When Pair Networks migrated its infrastructure beginning of 2025 to a new data center in Pittsburgh, it wasn’t just a physical move, it was a fundamental network redesign. Instead of replicating the old setup, Pair took the opportunity to rebuild its entire network from the ground up. The result: a full Layer 3 architecture, with BGP running all the way down to the physical host.

Why Layer 2 had to go

By eliminating Layer 2, Pair removed the traditional bottlenecks that often limit scalability and resilience. The new setup dramatically reduces broadcast domains, simplifies fault isolation, and allows for much easier scaling and server migrations. That means less dependency on spanning trees, more predictable performance, and near-instant failover capabilities.

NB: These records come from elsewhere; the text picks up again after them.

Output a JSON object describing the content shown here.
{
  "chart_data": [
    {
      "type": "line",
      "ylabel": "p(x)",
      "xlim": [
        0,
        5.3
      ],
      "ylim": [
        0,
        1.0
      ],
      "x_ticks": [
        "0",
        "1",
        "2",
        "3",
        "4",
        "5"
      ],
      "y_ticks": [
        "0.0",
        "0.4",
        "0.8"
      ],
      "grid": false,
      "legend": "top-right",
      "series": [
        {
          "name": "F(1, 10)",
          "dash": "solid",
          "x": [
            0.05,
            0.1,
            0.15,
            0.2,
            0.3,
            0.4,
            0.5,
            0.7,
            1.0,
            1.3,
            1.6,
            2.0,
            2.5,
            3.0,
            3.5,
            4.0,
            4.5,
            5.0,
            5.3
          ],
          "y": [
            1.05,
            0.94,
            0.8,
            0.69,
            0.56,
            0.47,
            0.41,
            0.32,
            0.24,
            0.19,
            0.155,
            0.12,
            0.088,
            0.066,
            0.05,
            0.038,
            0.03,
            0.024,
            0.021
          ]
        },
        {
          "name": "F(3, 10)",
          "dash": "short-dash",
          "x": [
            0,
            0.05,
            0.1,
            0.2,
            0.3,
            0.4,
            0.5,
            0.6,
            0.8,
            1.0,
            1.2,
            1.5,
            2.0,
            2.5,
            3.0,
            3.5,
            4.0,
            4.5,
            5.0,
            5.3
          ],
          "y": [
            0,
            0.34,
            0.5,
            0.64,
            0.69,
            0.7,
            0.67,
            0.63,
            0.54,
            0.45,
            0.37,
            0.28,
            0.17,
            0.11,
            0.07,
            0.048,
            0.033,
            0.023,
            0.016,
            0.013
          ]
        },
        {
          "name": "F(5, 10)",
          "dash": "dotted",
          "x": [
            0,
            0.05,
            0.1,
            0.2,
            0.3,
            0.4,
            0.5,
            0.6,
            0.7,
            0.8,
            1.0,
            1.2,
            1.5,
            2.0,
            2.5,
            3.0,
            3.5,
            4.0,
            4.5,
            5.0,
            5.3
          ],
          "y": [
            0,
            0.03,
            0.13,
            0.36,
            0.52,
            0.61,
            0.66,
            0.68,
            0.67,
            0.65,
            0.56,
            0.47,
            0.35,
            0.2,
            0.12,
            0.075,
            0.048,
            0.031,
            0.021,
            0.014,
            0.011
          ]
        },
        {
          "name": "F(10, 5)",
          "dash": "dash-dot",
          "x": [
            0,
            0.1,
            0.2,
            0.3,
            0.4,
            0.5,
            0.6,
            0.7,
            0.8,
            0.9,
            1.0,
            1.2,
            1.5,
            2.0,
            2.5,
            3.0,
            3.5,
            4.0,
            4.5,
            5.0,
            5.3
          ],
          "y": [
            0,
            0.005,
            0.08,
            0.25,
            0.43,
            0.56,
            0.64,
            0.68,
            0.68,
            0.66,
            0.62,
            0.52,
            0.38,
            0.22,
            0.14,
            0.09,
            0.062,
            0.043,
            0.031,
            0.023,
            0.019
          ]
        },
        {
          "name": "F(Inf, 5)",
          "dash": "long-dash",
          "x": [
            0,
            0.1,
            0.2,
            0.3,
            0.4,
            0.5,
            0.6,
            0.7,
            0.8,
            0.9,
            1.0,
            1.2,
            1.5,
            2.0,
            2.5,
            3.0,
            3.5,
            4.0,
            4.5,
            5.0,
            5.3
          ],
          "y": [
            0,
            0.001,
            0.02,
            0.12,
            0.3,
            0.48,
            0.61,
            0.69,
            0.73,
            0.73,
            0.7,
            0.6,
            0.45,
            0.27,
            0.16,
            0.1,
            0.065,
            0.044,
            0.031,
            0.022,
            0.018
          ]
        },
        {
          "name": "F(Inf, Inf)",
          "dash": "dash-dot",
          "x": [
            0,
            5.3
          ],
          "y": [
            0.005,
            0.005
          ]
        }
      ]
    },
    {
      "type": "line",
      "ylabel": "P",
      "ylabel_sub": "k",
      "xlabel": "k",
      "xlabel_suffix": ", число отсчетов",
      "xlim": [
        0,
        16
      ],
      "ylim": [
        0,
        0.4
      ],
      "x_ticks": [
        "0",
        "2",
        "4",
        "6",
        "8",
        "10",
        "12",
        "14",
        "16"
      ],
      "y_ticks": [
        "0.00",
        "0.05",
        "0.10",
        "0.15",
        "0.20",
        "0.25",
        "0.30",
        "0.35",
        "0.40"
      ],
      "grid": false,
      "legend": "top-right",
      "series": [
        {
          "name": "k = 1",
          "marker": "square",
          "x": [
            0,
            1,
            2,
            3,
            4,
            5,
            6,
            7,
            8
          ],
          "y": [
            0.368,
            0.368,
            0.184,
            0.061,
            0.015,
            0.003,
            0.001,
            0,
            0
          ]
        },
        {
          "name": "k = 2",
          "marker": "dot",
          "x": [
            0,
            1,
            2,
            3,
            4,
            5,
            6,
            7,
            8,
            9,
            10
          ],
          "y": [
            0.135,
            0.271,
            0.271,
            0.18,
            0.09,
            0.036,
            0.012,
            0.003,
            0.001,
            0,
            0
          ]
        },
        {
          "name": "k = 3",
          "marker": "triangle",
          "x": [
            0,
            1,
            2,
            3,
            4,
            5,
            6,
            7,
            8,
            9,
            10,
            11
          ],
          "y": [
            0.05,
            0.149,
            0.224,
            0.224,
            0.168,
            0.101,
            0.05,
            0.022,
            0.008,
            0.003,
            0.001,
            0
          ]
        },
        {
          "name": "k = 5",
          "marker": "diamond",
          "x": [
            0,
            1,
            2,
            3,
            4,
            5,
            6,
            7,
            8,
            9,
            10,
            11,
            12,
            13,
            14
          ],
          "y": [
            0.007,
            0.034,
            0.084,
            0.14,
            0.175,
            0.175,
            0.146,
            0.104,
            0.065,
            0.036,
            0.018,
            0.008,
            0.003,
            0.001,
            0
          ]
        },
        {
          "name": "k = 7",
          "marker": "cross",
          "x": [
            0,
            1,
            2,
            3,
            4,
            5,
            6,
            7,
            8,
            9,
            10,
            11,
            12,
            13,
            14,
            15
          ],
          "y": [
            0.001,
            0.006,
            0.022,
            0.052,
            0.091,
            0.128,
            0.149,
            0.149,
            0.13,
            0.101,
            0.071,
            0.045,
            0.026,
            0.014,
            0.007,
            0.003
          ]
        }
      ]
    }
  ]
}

The old network of Pair was lacking these capabilities and had far too large Layer 2 broadcast domains. This setup also led to a significant increase in ARP traffic and routing complexity. With thousands of IP addresses in use, the Layer 2 architecture became a limiting factor, slowing performance and creating troubleshooting challenges.

Routing at the host level

“What Pair has built is a great example of how modern infrastructure should be designed,” says Wido den Hollander, CTO at Your.Online.

“Running BGP on the host gives you ultimate control, every server becomes part of the routing fabric. It’s incredibly flexible and eliminates single points of failure. For us, this approach forms a solid playbook for future data center designs, both in the U.S. and Europe. In many modern network designs you see that BGP until the host is the new standard.”

Modern protocols for a future-proof setup

The new network of Pair incorporates modern BGP functionality as ‘BGP Unnumbered’ and IPv4 in IPv6 routing, both known as RFC5549. To achieve this Pair runs the FRRouting BGP daemon on their hosts and Arista routing equipment in their network fabric. This allows Pair to implement all modern network features and protocols. Both IPv4 and IPv6 are supported as Dual-Stack or IPv6-first, and this makes it a network design ready for the coming decades.

Physical upgrades

While the move to a full Layer 3 network was central to the redesign, Pair also took the opportunity to significantly upgrade the physical infrastructure. User servers that previously relied on single 1Gb links are now connected via dual 25Gb redundant uplinks. Similarly, core switch interconnects have been upgraded from 10Gb to 100Gb connections, and the TOR switches are now fully redundant, eliminating single points of failure. The Ceph storage network saw a major boost as well, with data servers now running on dual 100Gb links instead of the previous 10Gb setup.

Autonomy and shared engineering

At Your.Online, this is exactly the kind of engineering progress we like to see: when one brand develops a technical best practice, it can be shared across the group, so everyone benefits from the collective knowledge without the need for integration or uniformity. Each brand stays autonomous, yet connected through a shared ambition to keep improving what’s under the hood.